The Sun’s heat makes liquid water on our planet possible. And all life that we know of needs liquid water to survive.
Changes in the Sun’s brightness can change global temperatures. Luckily, the Sun, like most middle-aged stars, shines steadily and reliably.
Almost all living things rely on the steady light and heat of the Sun.
Aside from its heat and visible light, the Sun also shines in ultraviolet (UV) light. Ozone in Earth’s upper atmosphere blocks much of the UV. However, pollution can weaken the ozone shield. Then the Sun’s UV light can harm living things on the ground and in the top layers of the oceans. Even when the ozone shield is strong, the UV that gets through help form smog from car exhausts and other pollution.
The heat and light of the Sun can be harnessed to generate electricity in the form of solar energy, which is becoming cheaper and more widespread, allowing us to burn less fossil fuels like coal or oil, as the burning of these fuels causes global warming by emitting carbon dioxide into the atmosphere, where it traps the Sun’s heat.
Top Four Ways Solar Positively Impacts the Environment
- Going solar will reduce greenhouse gas and CO2 emissions: The average home consumes just under 13,000 kilowatt hours of electricity annually. Even a modestly-sized solar energy system can easily reduce that number by 80%, while many can even approach 100%. Even at these levels, the environmental impact of solar is substantial. Over twenty years, producing just 80% of the average home’s annual energy requirements, a solar energy system will offset the equivalent CO2 emissions from over 150,000 pounds of coal burned, or the greenhouse gas emissions from 45 tons of landfill waste!
- Add an electric vehicle (EV) and drive on sunshine: It’s pretty obvious that driving an electric car means fewer, if any, visits to the petrol station. Opting for an EV also means offsetting 100% of a traditional car’s harmful C02 emissions.

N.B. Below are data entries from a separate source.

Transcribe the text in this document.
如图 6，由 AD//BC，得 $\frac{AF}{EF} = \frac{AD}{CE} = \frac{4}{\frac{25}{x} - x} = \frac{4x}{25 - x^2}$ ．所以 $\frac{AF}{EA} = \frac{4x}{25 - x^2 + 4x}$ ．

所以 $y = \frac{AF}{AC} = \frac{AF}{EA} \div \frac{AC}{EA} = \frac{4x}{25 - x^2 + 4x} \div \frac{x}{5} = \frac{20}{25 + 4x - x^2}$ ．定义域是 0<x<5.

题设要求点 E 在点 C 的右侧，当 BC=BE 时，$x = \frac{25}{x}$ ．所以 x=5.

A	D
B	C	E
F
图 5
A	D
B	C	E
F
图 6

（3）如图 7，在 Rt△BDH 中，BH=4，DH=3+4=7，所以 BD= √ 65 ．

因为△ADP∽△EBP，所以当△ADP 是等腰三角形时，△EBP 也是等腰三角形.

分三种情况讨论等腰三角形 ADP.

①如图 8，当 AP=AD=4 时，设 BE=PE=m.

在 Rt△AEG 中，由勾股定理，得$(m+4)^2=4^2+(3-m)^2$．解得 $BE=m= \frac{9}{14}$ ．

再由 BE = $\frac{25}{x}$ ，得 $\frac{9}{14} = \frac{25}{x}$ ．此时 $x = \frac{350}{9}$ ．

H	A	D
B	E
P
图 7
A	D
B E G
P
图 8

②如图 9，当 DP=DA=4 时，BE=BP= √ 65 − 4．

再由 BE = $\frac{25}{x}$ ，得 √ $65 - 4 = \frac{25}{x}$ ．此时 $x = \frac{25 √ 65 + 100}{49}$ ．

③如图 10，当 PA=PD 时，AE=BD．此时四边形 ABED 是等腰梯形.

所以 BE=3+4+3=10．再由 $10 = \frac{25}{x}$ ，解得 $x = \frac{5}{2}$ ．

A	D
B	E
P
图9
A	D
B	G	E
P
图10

- Solar reduces water pollution: This one is a little less obvious, but certainly one of the biggest environmental advantages of solar. While all manufacturing processes require some water, including those used to make solar panels, the total amount of water needed to generate solar electricity is dramatically less than more traditional electricity sources. Older technologies such as nuclear, natural gas and coal-fired facilities, all require massive amounts of water for cooling purposes. With solar energy, there’s almost no risk to local water resources, nor does their operation strain local supplies by competing with agriculture, drinking systems, and other vital water needs.
- Solar reduces strain on finite resources: Global population will continue to grow, but our Earth only has a finite amount of oil, coal and natural gas to give up. The sun is Earth’s most abundant energy source, producing a staggering 173,000 terawatts of solar energy every second! That’s more than 10,000 times the world’s total combined energy use, and it’s available again and again. In contrast, fossil fuels are dirty and totally non-renewable. At some point, they will simply be gone, or the cost of finding and extracting them will be way too expensive for our strained population. If we don’t change, the resulting damage to our environment and strain to our financial infrastructure may simply be unrepairable. Going solar is the best way to hedge against the reality of dwindling resources.